Many current credit card averages are reportedly around 14% to 16%, but this is where some consumers get caught up in not realizing that the specifics of a particular credit card will not necessarily offer these average rates and if a consumer finds themselves in a bad credit position, as an example, these rates could be much higher. However, some consumers may look only at a balance transfer card while there are some cards that may be available which offer balance transfer cards but are advertised as a different type of line of credit. Some consumers are looking for a low interest credit card, which is understandable as any cardholder once the lowest possible rate they can get, but some of these cards may offer a balance transfer option as well, but this is where further questions arise.

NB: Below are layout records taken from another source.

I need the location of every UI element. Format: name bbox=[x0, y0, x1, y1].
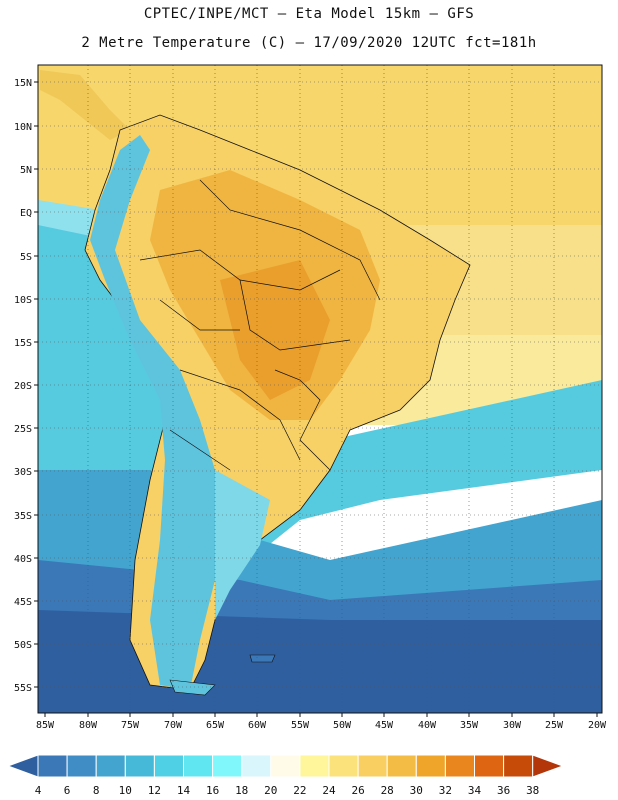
tierra-del-fuego bbox=[169, 679, 216, 696]
lon-label: 75W bbox=[121, 720, 140, 731]
colorbar-tick-label: 12 bbox=[148, 784, 161, 797]
lat-label: 40S bbox=[14, 554, 32, 565]
lat-label: 15S bbox=[14, 338, 32, 349]
lat-label: 45S bbox=[14, 597, 32, 608]
central-america bbox=[40, 70, 130, 140]
colorbar-cells bbox=[6, 754, 565, 778]
colorbar-cell bbox=[124, 754, 155, 778]
colorbar-tick-label: 4 bbox=[35, 784, 42, 797]
colorbar-tick-labels: 4 6 8 10 12 14 16 18 20 22 24 26 28 30 32 34 36 38 bbox=[35, 784, 540, 797]
lon-label: 65W bbox=[206, 720, 225, 731]
colorbar-cell bbox=[153, 754, 184, 778]
lat-label: 10N bbox=[14, 122, 32, 133]
colorbar-tick-label: 34 bbox=[468, 784, 482, 797]
colorbar-cell bbox=[270, 754, 301, 778]
map-gridlines bbox=[38, 65, 602, 713]
colorbar-cell bbox=[503, 754, 534, 778]
lon-label: 45W bbox=[375, 720, 394, 731]
colorbar-tick-label: 26 bbox=[351, 784, 364, 797]
colorbar-cell bbox=[444, 754, 475, 778]
colorbar-tick-label: 22 bbox=[293, 784, 306, 797]
colorbar-tick-label: 32 bbox=[439, 784, 452, 797]
colorbar-cell bbox=[357, 754, 388, 778]
lat-label: 20S bbox=[14, 381, 32, 392]
map-title: CPTEC/INPE/MCT – Eta Model 15km – GFS bbox=[143, 6, 475, 22]
colorbar-low-arrow bbox=[6, 754, 39, 778]
colorbar-high-arrow bbox=[532, 754, 565, 778]
colorbar-tick-label: 28 bbox=[381, 784, 394, 797]
lat-label: 5S bbox=[20, 252, 32, 263]
colorbar-cell bbox=[183, 754, 214, 778]
colorbar-cell bbox=[95, 754, 126, 778]
colorbar-cell bbox=[66, 754, 97, 778]
colorbar-cell bbox=[241, 754, 272, 778]
lat-label: 15N bbox=[14, 78, 32, 89]
lat-label: EQ bbox=[20, 208, 32, 219]
lon-label: 30W bbox=[503, 720, 522, 731]
lat-label: 35S bbox=[14, 511, 32, 522]
andes-strip bbox=[90, 135, 230, 690]
lon-label: 80W bbox=[79, 720, 98, 731]
lon-label: 20W bbox=[588, 720, 607, 731]
colorbar-cell bbox=[212, 754, 243, 778]
colorbar-tick-label: 18 bbox=[235, 784, 248, 797]
colorbar-cell bbox=[474, 754, 505, 778]
lon-label: 60W bbox=[248, 720, 267, 731]
colorbar-tick-label: 24 bbox=[322, 784, 336, 797]
patagonia-cool bbox=[215, 470, 270, 620]
colorbar-tick-label: 36 bbox=[497, 784, 510, 797]
colorbar-tick-label: 14 bbox=[177, 784, 191, 797]
lon-label: 35W bbox=[460, 720, 479, 731]
colorbar-cell bbox=[299, 754, 330, 778]
lat-label: 25S bbox=[14, 424, 32, 435]
colorbar-tick-label: 20 bbox=[264, 784, 277, 797]
lat-label: 10S bbox=[14, 295, 32, 306]
lon-label: 25W bbox=[545, 720, 564, 731]
lon-label: 55W bbox=[291, 720, 310, 731]
axis-ticks bbox=[34, 81, 598, 717]
colorbar-tick-label: 38 bbox=[526, 784, 539, 797]
lon-label: 70W bbox=[164, 720, 183, 731]
colorbar-cell bbox=[415, 754, 446, 778]
falkland-islands bbox=[249, 654, 276, 663]
lat-label: 5N bbox=[20, 165, 32, 176]
colorbar-cell bbox=[37, 754, 68, 778]
map-subtitle: 2 Metre Temperature (C) – 17/09/2020 12U… bbox=[81, 35, 537, 51]
colorbar-tick-label: 10 bbox=[119, 784, 132, 797]
lon-label: 50W bbox=[333, 720, 352, 731]
colorbar-tick-label: 16 bbox=[206, 784, 219, 797]
map-frame bbox=[37, 64, 603, 714]
lat-label: 30S bbox=[14, 467, 32, 478]
lat-label: 55S bbox=[14, 683, 32, 694]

While the type of credit card a consumer may be looking for will differ from one person to another, there are also financial advisers who strongly suggest that consumers look at why they are seeking out a balance transfer on a credit card at all. Many financial advisers often worry that when a consumer is specifically looking for a credit card for the purposes of transferring balances from other debt obligations they may be implementing poor credit practices as consolidating debt can lead to higher overall costs in some cases, but even if balance transfer options on credit cards are used and the best scenario plays out, meaning that a consumer pays off their consolidated debt at little or no interest, it could still be a warning sign.
Debt consolidation, particularly with the use of a credit card, is not for every consumer and is something that needs to be personally researched as it will be an individualistic decision on the part of the consumer as to whether this particular option is right for their situation. However, some credit cards that offer these balance transfer options will necessitate that consumers keep a specific balance or make a certain amount of purchases while a low credit card rate is still in place, but this can be problematic particularly if the consumer has transferred a sizable principal amount onto the card and is attempting to pay it down while continually making charges.
For this reason, among others, if consumers find themselves in a continuous position where paying off debts seems to be normal, moving it around may not be their best option unless it is to pay off what they owe on multiple obligations once and for all. However, it will depend on a consumer’s financial habits and situation as to whether debt consolidation through balance transfers on a credit card will be best, so if consumers are unsure of whether this form of debt relief is best for them, consulting a professional financial adviser or a reputable nonprofit credit counseling agency may be beneficial in helping consumers sort out any financial problems they may have.